E la bimba nasce in ambulanza
BELGIOIOSO. Ora dorme beata nella culla, accanto al letto della mamma ricoverata al reparto di ostetricia e ginecologia del policlinico San Matteo. Ma l'esordio alla vita per una bambina di Belgioioso (di cui non riveliamo il nome su richiesta della famiglia) è stato a dir poco avventuroso. Aveva forse cosi fretta di venire al mondo che non ha neppure atteso l'arrivo dell'ambulanza che stava trasportando la madre in ospedale. Ed è nata tra le braccia degli emozionati operatori della Croce Azzurra.
Sono stati allertati intorno alle 5 di ieri mattina. I volontari della 'squadra sei" della Croce Azzurra hanno acceso i motori dell'ambulanza in tutta fretta. E si sono precipitati all'indirizzo che un padre un po' agitato aveva lasciato loro poco prima al telefono.
La moglie, una donna straniera madre di altri bambini, aveva le doglie. Era al termine della gravidanza.
L'ambulanza è arrivata sotto casa in pochi istanti. Giusto il tempo di caricare la paziente con la dovuta prudenza e ripartire. Ma neppure cinque minuti più tardi le contrazioni si sono fatte sempre più ravvicinate. Dieci, cinque, tre minuti tra una e l'altra. E la piccola è venuta alla luce.

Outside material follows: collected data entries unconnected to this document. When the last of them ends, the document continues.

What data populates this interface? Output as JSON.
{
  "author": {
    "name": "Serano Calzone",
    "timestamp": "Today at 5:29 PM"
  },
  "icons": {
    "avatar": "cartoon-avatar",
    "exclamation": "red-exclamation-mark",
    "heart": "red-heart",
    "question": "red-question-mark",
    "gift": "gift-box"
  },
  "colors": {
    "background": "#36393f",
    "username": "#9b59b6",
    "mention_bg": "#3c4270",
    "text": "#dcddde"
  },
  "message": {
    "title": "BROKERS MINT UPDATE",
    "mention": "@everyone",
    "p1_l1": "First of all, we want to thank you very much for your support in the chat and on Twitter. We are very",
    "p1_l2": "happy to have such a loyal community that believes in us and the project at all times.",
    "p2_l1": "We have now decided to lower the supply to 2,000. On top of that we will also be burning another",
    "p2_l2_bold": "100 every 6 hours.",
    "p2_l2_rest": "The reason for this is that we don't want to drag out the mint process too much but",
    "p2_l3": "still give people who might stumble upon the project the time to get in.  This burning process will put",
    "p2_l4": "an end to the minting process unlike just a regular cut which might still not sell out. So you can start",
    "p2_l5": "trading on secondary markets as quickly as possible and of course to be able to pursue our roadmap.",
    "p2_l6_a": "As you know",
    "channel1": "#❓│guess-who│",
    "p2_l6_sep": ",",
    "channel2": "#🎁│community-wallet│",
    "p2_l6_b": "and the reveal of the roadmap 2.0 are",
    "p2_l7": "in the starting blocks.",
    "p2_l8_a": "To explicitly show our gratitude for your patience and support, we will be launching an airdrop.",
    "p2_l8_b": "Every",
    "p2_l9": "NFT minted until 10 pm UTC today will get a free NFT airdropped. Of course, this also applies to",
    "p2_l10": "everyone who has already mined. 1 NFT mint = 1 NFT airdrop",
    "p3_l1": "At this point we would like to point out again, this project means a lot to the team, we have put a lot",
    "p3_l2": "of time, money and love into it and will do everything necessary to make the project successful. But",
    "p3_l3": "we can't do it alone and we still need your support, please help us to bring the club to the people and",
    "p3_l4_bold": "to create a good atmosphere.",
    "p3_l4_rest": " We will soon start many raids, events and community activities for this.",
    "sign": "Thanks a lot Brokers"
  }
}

«Abbiamo a bordo dell'ambulanza, per legge, un kit usa e getta da utilizzare in caso di parto con tutta l'attrezzatura sterile necessaria: dagli attrezzi per tagliare il cordone ombelicale al materiale per accogliere il neonato» spiega ancora emozionato uno dei quattro operatori della squadra 'sei" della Croce Azzurra. A lui, tra l'altro, già sette anni fa - era al suo primo turno in ambulanza - capitò una vicenda analoga.
Ai primi vagiti della piccola uno dei volontari era già pronto con la copertina termica. «Era importante avvolgerla al più presto in qualcosa di caldo - dicono - La notte era gelida e per quanto avessimo cercato di scaldare l'abitacolo gli spifferi si facevano sentire ogni volta che si aprivano le porte». I volontari della Croce Azzurra si sono infatti dati appuntamento al bvio bvela per quello che in gergo il 118 chiama 'rendez vou". Un incontro tecnico con i medici del 118 di Pavia allertati dall'ambulanza alla partenza. I medici si sono sempre tenuti in contatto con la Croce Azzurra per monitorare la situazione.
L'ambulanza, dopo il parto, ha proseguito il suo viaggio verso Pavia. Lentamente però. E con un'atmosfera di gioia che ha contagiato tutti. La mamma, con la piccola stretta tra le braccia, è arrivata al policlinico San Matteo dove è stata accudita dal personale della clinica ostetrica e ginecologica. (m.g.p.)